Tiboni: anche quella parte è inserita nel restauro. Masci: basta preoccupazioni, il progetto si farà
PESCARA. Continua il botta e risposta tra la fondazione Edoardo Tiboni e il Comune. Al centro l’inserimento dell’ala est dell’ex tribunale di Pescara nel piano delle alienazioni 2022 che verrà discusso oggi in consiglio comunale. L’immobile, insieme alla piazza, è al centro di un progetto di riqualificazione urbana e di creazione del Moc - museo officina del cinema Ennio Flaiano, che ha ottenuto un finanziamento da un milione e 900 mila euro. La decisione del Comune di mettere in vendita una porzione dell’immobile ha sorpreso la presidente della fondazione Carla Tiboni che nei ieri aveva lamentato l’assenza di condivisione, da parte dell’amministrazione. Dal canto suo il sindaco Carlo Masci aveva evidenziato come quell’area non fosse compresa nel progetto, e potrebbe invece trovare nuova vita attraverso un’altra istituzione culturale della città, ovvero l’Archivio di Stato. «In quanto avvocato sono abituata a verificare e conoscere il contenuto delle leggi e degli atti», ribatte ancora Tiboni. «Andrebbe meglio esaminata la “lettera di intenti” della fondazione Tiboni che il Comune ha fatto propria per partecipare al bando del ministero dell’Interno, perché in essa è espressamente indicato che l’ala est dell’ex tribunale rientrava nel progetto di cui si chiedeva il finanziamento che è stato poi concesso. Se il Comune aveva idee diverse sull’ala est poteva farlo presente e non sarebbe stato inserito nel progetto elaborato dalla fondazione». Per partecipare al bando, a maggio 2021 la fondazione preparò una lettera d’intenti che venne poi inviata dal Comune al ministero. All’interno del documento si parla del progetto di riqualificazione del Mediamuseum per la realizzazione del Moc, con costi stimati di un milione e 100 mila euro. «Per quanto riguarda l’ala est dell’edificio di pertinenza del Comune», si legge, «dove è stato ipotizzato di realizzare la caffetteria e il book shop del Museo, la stima approssimativa è di un milione e 900mila euro».

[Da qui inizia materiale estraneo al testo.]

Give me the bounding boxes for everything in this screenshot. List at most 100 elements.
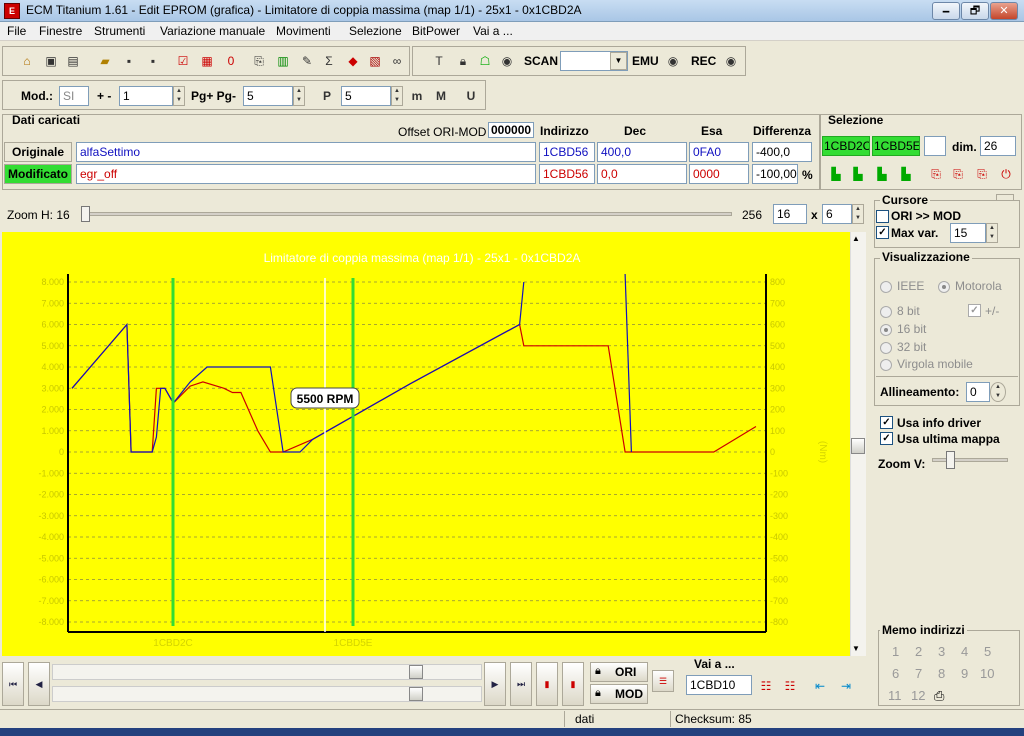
- mod-button[interactable]: MOD 🔒︎: [590, 684, 648, 704]
- memo-item[interactable]: 7: [915, 666, 922, 681]
- run-icon[interactable]: ☖: [475, 51, 495, 71]
- zoom-v-slider[interactable]: [946, 451, 955, 469]
- modificato-diff[interactable]: -100,00: [752, 164, 798, 184]
- check-icon[interactable]: ☑: [173, 51, 193, 71]
- copy-icon[interactable]: ⎘: [249, 51, 269, 71]
- memo-item[interactable]: 6: [892, 666, 899, 681]
- menu-movimenti[interactable]: Movimenti: [276, 24, 331, 38]
- menu-selezione[interactable]: Selezione: [349, 24, 402, 38]
- memo-item[interactable]: 8: [938, 666, 945, 681]
- sel-start-field[interactable]: 1CBD2C: [822, 136, 870, 156]
- modificato-indirizzo[interactable]: 1CBD56: [539, 164, 595, 184]
- menu-strumenti[interactable]: Strumenti: [94, 24, 145, 38]
- menu-file[interactable]: File: [7, 24, 26, 38]
- zoom-w-field[interactable]: 16: [773, 204, 807, 224]
- memo-item[interactable]: 12: [911, 688, 925, 703]
- last-icon[interactable]: ⏭: [510, 662, 532, 706]
- goto-mod-icon[interactable]: ☷: [780, 676, 800, 696]
- maximize-button[interactable]: 🗗: [961, 2, 989, 20]
- step-field[interactable]: 1: [119, 86, 173, 106]
- u-icon[interactable]: U: [461, 86, 481, 106]
- scroll-up-icon[interactable]: ▲: [852, 234, 860, 243]
- zero-icon[interactable]: 0: [221, 51, 241, 71]
- chart-area[interactable]: Limitatore di coppia massima (map 1/1) -…: [2, 232, 850, 656]
- memo-item[interactable]: 10: [980, 666, 994, 681]
- menu-finestre[interactable]: Finestre: [39, 24, 82, 38]
- 8bit-radio[interactable]: [880, 306, 892, 318]
- vai-a-field[interactable]: 1CBD10: [686, 675, 752, 695]
- sel-copy3-icon[interactable]: ⎘: [972, 164, 992, 184]
- originale-diff[interactable]: -400,0: [752, 142, 812, 162]
- modificato-esa[interactable]: 0000: [689, 164, 749, 184]
- usa-info-checkbox[interactable]: ✓: [880, 416, 893, 429]
- 16bit-radio[interactable]: [880, 324, 892, 336]
- memo-item[interactable]: 9: [961, 666, 968, 681]
- paste-icon[interactable]: ✎: [297, 51, 317, 71]
- sel-empty-field[interactable]: [924, 136, 946, 156]
- save-icon[interactable]: ▪: [119, 51, 139, 71]
- goto-ori-icon[interactable]: ☷: [756, 676, 776, 696]
- sel-end-field[interactable]: 1CBD5E: [872, 136, 920, 156]
- allineamento-spinner[interactable]: ▲ ▼: [990, 382, 1006, 402]
- rec-dot-icon[interactable]: ◉: [721, 51, 741, 71]
- max-var-spinner[interactable]: ▲ ▼: [986, 223, 998, 243]
- memo-item[interactable]: 5: [984, 644, 991, 659]
- chart-svg[interactable]: Limitatore di coppia massima (map 1/1) -…: [2, 232, 850, 656]
- memo-item[interactable]: 11: [888, 688, 902, 703]
- hscroll-bottom[interactable]: [52, 686, 482, 702]
- max-var-checkbox[interactable]: ✓: [876, 226, 889, 239]
- lock-icon[interactable]: 🔒︎: [453, 51, 473, 71]
- text-icon[interactable]: T: [429, 51, 449, 71]
- virgola-radio[interactable]: [880, 359, 892, 371]
- sel-power-icon[interactable]: ⏻: [996, 164, 1016, 184]
- p-icon[interactable]: P: [317, 86, 337, 106]
- ieee-radio[interactable]: [880, 281, 892, 293]
- chart-vscroll[interactable]: ▲ ▼: [850, 232, 866, 656]
- m-small-icon[interactable]: m: [407, 86, 427, 106]
- binoculars-icon[interactable]: ∞: [387, 51, 407, 71]
- memo-item[interactable]: 1: [892, 644, 899, 659]
- modificato-dec[interactable]: 0,0: [597, 164, 687, 184]
- allineamento-field[interactable]: 0: [966, 382, 990, 402]
- memo-save-icon[interactable]: ⎙: [934, 688, 944, 704]
- open-folder-icon[interactable]: ▰: [95, 51, 115, 71]
- sigma-icon[interactable]: Σ: [319, 51, 339, 71]
- memo-item[interactable]: 3: [938, 644, 945, 659]
- mem-right-icon[interactable]: ⇥: [836, 676, 856, 696]
- originale-esa[interactable]: 0FA0: [689, 142, 749, 162]
- minimize-button[interactable]: 🗕: [932, 2, 960, 20]
- menu-vai-a[interactable]: Vai a ...: [473, 24, 513, 38]
- sel-bar1-icon[interactable]: ▙: [826, 164, 846, 184]
- window-icon[interactable]: ▤: [63, 51, 83, 71]
- dim-field[interactable]: 26: [980, 136, 1016, 156]
- max-var-field[interactable]: 15: [950, 223, 986, 243]
- usa-ultima-checkbox[interactable]: ✓: [880, 432, 893, 445]
- sign-checkbox[interactable]: ✓: [968, 304, 981, 317]
- offset-field[interactable]: 000000: [488, 122, 534, 138]
- sel-bar3-icon[interactable]: ▙: [872, 164, 892, 184]
- p-spinner[interactable]: ▲ ▼: [391, 86, 403, 106]
- sel-bar2-icon[interactable]: ▙: [848, 164, 868, 184]
- menu-bitpower[interactable]: BitPower: [412, 24, 460, 38]
- p-field[interactable]: 5: [341, 86, 391, 106]
- zoom-h-slider[interactable]: [81, 206, 90, 222]
- originale-indirizzo[interactable]: 1CBD56: [539, 142, 595, 162]
- calc-icon[interactable]: ▦: [197, 51, 217, 71]
- vscroll-thumb[interactable]: [851, 438, 865, 454]
- ori-mod-checkbox[interactable]: [876, 210, 889, 223]
- hscroll-bottom-thumb[interactable]: [409, 687, 423, 701]
- sel-bar4-icon[interactable]: ▙: [896, 164, 916, 184]
- shapes-icon[interactable]: ◆: [343, 51, 363, 71]
- step-spinner[interactable]: ▲ ▼: [173, 86, 185, 106]
- modificato-name-field[interactable]: egr_off: [76, 164, 536, 184]
- next-icon[interactable]: ▶: [484, 662, 506, 706]
- record-dot-icon[interactable]: ◉: [497, 51, 517, 71]
- prev-icon[interactable]: ◀: [28, 662, 50, 706]
- mark-left-icon[interactable]: ▮: [536, 662, 558, 706]
- swap-icon[interactable]: ☰: [652, 670, 674, 692]
- chevron-down-icon[interactable]: ▼: [610, 52, 627, 70]
- calculator-icon[interactable]: ▥: [273, 51, 293, 71]
- sel-copy2-icon[interactable]: ⎘: [948, 164, 968, 184]
- mark-right-icon[interactable]: ▮: [562, 662, 584, 706]
- mod-field[interactable]: SI: [59, 86, 89, 106]
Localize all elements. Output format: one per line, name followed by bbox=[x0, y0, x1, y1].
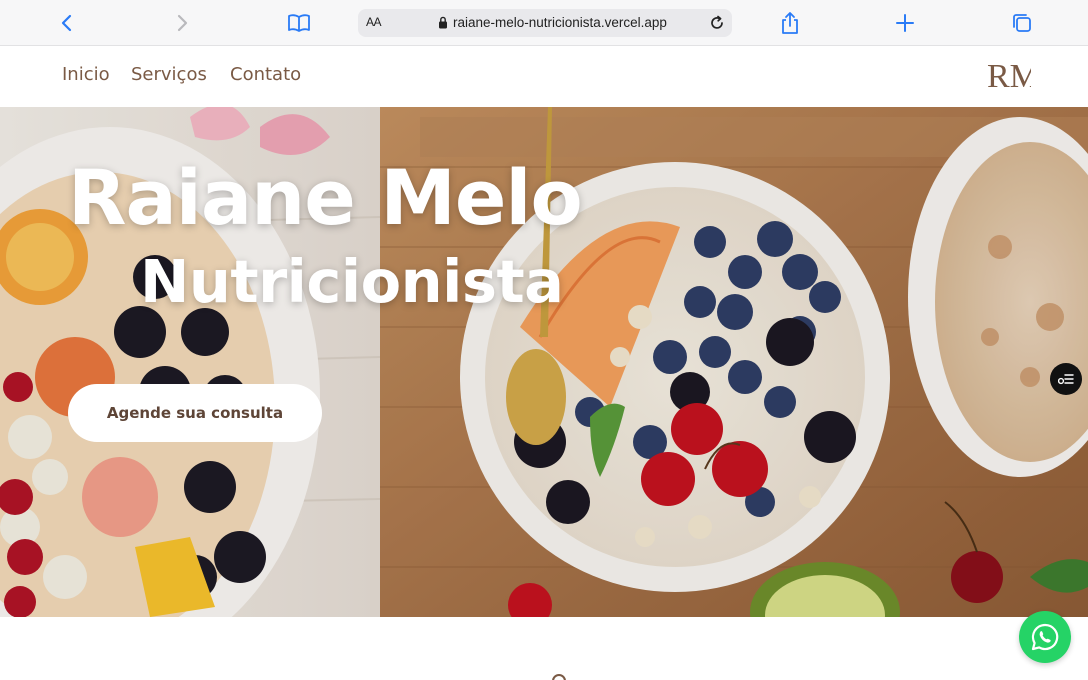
nav-link-servicos[interactable]: Serviços bbox=[131, 64, 207, 85]
svg-text:RM: RM bbox=[987, 58, 1031, 94]
reload-icon[interactable] bbox=[708, 14, 726, 37]
book-icon[interactable] bbox=[284, 8, 314, 38]
back-icon[interactable] bbox=[52, 8, 82, 38]
forward-icon[interactable] bbox=[167, 8, 197, 38]
nav-link-inicio[interactable]: Inicio bbox=[62, 64, 110, 85]
address-bar[interactable]: AA raiane-melo-nutricionista.vercel.app bbox=[358, 9, 732, 37]
rm-logo[interactable]: RM bbox=[985, 58, 1031, 94]
reader-aa-button[interactable]: AA bbox=[366, 15, 382, 29]
browser-toolbar: AA raiane-melo-nutricionista.vercel.app bbox=[0, 0, 1088, 46]
plus-icon[interactable] bbox=[890, 8, 920, 38]
whatsapp-button[interactable] bbox=[1019, 611, 1071, 663]
lock-icon bbox=[438, 16, 448, 34]
url-text: raiane-melo-nutricionista.vercel.app bbox=[453, 15, 667, 30]
hero-section: Raiane Melo Nutricionista Agende sua con… bbox=[0, 107, 1088, 617]
whatsapp-icon bbox=[1031, 623, 1059, 651]
hero-title: Raiane Melo bbox=[68, 153, 583, 242]
book-appointment-button[interactable]: Agende sua consulta bbox=[68, 384, 322, 442]
site-navbar: Inicio Serviços Contato RM bbox=[0, 46, 1088, 107]
tabs-icon[interactable] bbox=[1007, 8, 1037, 38]
nav-link-contato[interactable]: Contato bbox=[230, 64, 301, 85]
section-icon bbox=[552, 674, 566, 680]
accessibility-menu-icon[interactable] bbox=[1050, 363, 1082, 395]
hero-subtitle: Nutricionista bbox=[140, 247, 564, 316]
share-icon[interactable] bbox=[775, 8, 805, 38]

«Alla presidente Tiboni, rivolgo l’invito ad accantonare ogni preoccupazione», la risposta di Masci. «Quella parte dell’immobile non è in alcun modo coinvolta nel progetto del Mediamuseum, ma recuperare l’immobile lasciandone una parte nel degrado non sarebbe un’azione di buona amministrazione. Inserire quell’ala dell’edificio nel piano delle alienazioni ci permetterà invece di completare questa visione dell’ex tribunale, che così ospiterebbe un’altra istituzione di profilo culturale molto importante. Il restauro del Mediamuseum si farà, come si evince dal Piano triennale delle opere pubbliche; ma allo stesso tempo non possiamo compromettere le giuste aspettative dell’Archivio di Stato, oltretutto», conclude, «con un ritorno positivo in termini patrimoniali per il Comune». (m.pa.)